The seizure of the new cache of Abedin emails would likely be covered by precedent from the New York-based 2nd Circuit. It recently upheld the government’s use of data seized from accountant Stavros Ganias in connection with investigation of two of his clients. The first warrant was issued in 2003 and the subsequent one issued in 2006, authorizing agents to look at data on the computer in their possession for three years.
The defendant in the case, Stavros Ganias, challenged the government’s right to hang onto to data it never had a legal basis to seize, arguing that investigators should have sorted through the data and returned or erased what wasn’t relevant to the first warrant.
In May, the full bench of the 2nd Circuit ruled in favor of the government, but Judge Denny Chin filed an impassioned dissent. “Permitting the Government to keep non‐responsive files merely to strengthen the evidentiary value of responsive files would eviscerate the Fourth Amendment,” Chin warned.
Ganias has asked the Supreme Court to take up the case.
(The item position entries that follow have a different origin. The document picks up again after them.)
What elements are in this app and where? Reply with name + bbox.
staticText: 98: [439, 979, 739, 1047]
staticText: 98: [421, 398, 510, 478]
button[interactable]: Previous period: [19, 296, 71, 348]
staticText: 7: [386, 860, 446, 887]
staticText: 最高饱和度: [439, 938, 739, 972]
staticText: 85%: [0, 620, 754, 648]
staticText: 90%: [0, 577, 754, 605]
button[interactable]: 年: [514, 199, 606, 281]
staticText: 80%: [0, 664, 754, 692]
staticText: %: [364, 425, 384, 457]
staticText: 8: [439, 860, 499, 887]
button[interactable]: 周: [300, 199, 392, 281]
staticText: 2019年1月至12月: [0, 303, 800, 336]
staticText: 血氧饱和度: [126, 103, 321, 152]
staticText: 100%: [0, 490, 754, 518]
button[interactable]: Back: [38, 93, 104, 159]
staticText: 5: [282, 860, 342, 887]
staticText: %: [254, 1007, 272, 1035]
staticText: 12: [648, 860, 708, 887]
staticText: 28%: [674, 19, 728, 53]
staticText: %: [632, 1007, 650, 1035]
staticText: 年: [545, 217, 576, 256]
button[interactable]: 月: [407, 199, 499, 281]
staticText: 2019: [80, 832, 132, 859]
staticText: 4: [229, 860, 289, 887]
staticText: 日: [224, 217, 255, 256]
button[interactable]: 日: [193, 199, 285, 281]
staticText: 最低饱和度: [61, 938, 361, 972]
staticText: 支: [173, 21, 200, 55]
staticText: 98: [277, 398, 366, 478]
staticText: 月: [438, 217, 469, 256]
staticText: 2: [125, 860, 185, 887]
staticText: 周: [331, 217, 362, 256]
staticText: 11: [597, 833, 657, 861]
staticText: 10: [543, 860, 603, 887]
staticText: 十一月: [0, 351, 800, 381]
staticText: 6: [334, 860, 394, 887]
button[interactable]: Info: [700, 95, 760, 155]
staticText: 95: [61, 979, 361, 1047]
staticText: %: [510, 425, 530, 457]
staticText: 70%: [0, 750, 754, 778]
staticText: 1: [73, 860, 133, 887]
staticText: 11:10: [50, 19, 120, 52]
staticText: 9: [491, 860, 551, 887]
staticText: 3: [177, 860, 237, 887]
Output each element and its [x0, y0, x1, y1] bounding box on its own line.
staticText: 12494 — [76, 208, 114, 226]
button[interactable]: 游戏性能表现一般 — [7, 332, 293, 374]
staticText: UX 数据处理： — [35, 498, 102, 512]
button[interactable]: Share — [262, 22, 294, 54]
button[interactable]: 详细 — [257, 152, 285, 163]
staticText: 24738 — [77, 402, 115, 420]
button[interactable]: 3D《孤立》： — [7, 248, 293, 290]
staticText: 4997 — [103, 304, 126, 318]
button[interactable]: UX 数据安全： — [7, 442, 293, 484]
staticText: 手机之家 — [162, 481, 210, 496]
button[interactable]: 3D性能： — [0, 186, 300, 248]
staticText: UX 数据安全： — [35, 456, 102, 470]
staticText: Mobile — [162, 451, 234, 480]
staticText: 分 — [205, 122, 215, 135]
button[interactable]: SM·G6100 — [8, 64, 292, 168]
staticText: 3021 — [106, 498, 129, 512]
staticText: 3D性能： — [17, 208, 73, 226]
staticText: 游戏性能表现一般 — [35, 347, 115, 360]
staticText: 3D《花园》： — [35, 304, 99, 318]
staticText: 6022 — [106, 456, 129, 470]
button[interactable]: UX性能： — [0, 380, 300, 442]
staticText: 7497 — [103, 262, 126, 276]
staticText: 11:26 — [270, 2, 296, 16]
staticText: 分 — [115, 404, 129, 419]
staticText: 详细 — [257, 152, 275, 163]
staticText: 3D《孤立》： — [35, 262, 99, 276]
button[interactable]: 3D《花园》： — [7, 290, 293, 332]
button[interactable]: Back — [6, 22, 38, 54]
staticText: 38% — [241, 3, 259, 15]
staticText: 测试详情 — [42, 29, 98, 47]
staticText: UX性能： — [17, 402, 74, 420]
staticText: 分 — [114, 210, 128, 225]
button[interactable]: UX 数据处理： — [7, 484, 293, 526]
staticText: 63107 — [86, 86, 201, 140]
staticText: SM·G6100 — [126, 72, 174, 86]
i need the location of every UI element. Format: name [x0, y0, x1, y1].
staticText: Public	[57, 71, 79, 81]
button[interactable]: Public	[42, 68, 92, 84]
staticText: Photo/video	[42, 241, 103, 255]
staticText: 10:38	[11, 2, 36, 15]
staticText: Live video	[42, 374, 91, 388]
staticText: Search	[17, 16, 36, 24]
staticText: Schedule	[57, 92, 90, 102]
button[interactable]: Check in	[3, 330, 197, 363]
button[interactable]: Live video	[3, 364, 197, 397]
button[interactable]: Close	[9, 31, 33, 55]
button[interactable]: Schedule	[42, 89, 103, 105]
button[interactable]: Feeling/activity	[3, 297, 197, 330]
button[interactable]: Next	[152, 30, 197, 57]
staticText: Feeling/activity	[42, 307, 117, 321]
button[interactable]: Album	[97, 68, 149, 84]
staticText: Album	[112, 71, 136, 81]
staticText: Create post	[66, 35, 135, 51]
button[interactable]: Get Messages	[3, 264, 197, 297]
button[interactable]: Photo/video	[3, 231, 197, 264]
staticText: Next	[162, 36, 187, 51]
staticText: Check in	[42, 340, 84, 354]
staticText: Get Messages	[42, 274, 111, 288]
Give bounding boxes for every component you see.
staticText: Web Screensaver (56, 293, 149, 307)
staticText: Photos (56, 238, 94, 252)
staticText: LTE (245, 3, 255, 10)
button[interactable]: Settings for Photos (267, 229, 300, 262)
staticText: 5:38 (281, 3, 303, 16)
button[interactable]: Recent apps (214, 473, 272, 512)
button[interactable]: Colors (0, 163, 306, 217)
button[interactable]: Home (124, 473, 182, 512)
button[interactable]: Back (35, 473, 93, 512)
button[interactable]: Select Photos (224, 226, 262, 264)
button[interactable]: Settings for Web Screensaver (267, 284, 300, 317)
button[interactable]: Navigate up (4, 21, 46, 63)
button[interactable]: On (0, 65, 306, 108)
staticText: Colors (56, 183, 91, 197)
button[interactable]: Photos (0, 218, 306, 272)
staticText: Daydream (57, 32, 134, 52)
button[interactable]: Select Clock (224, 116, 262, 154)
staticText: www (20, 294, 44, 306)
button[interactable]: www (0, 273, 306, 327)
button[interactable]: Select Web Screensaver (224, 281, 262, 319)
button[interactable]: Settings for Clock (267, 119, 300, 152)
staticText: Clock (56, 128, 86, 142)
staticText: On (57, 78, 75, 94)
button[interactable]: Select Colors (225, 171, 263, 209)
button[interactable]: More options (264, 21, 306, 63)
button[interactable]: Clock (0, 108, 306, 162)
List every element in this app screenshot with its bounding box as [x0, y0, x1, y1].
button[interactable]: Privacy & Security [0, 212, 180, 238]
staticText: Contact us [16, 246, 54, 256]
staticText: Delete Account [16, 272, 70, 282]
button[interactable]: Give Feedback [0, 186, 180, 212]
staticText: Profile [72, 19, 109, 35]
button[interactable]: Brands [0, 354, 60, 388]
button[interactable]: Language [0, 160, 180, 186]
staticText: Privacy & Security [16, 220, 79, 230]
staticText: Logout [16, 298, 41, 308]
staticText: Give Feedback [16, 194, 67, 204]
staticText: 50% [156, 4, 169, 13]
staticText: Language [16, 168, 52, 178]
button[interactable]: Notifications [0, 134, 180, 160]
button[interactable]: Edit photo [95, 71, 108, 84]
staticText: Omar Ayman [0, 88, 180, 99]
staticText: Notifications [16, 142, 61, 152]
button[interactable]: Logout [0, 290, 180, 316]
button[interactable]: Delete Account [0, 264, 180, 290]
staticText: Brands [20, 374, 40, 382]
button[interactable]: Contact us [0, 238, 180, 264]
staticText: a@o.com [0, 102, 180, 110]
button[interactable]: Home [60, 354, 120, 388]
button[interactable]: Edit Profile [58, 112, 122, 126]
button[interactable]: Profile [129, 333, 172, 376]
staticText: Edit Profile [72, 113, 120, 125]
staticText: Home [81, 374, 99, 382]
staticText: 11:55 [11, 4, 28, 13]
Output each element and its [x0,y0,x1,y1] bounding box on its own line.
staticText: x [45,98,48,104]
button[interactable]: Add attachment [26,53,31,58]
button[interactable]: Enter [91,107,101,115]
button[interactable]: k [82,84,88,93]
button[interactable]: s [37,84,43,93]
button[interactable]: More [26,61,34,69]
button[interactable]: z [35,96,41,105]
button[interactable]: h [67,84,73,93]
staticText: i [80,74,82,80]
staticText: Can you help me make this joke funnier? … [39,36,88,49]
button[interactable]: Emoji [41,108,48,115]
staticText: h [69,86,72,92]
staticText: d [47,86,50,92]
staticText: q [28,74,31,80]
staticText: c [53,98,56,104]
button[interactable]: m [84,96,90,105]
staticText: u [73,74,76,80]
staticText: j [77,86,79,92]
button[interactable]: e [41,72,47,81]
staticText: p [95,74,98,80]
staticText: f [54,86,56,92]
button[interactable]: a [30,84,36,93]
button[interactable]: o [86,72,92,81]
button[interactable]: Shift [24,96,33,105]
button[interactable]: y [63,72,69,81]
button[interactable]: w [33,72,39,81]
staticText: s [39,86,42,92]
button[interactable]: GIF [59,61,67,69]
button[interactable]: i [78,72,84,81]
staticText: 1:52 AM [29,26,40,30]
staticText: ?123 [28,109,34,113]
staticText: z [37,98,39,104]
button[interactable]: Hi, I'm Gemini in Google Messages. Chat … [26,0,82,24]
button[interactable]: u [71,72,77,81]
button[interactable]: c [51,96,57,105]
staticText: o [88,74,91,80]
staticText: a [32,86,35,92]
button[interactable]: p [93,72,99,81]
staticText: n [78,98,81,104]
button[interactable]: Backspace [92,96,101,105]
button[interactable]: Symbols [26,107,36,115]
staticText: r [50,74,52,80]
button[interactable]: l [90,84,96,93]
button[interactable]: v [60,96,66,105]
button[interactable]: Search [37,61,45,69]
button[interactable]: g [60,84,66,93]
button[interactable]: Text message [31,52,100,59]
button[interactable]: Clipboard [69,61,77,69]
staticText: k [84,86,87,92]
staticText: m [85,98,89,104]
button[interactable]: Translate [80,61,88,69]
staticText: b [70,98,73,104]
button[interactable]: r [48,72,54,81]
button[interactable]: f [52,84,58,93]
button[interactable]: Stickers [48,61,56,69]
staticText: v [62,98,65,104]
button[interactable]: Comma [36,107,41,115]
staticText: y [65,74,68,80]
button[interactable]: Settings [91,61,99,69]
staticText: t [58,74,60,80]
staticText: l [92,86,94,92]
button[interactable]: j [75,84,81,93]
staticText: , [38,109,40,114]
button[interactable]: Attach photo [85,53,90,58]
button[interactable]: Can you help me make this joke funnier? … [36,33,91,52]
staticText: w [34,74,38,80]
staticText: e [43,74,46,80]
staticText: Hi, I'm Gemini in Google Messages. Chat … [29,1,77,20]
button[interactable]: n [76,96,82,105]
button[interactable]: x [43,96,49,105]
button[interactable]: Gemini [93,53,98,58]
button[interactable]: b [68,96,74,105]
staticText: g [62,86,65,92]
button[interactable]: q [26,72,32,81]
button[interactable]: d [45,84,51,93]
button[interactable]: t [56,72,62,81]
A response from the Justice Department is due by Monday.
While the case touches on the question of what agents should do with computer evidence they stumble across that pertains to an unrelated investigation, Ganias’ lawyer said the key issue in his case is really about how long the government can hold on to evidence that isn’t directly related to what they were authorized to look for.
“This case is really focused on the retention, rather than the co-mingling aspect,” said former U.S. Attorney for Connecticut Stanley Twardy, who represents the accountant. “It’s not unusual for the government to find something in connection with one search warrant that might be relevant to something else….There’s not a lot of law on that, but you would usually seek a second warrant just to make sure you have all your ducks in a row.”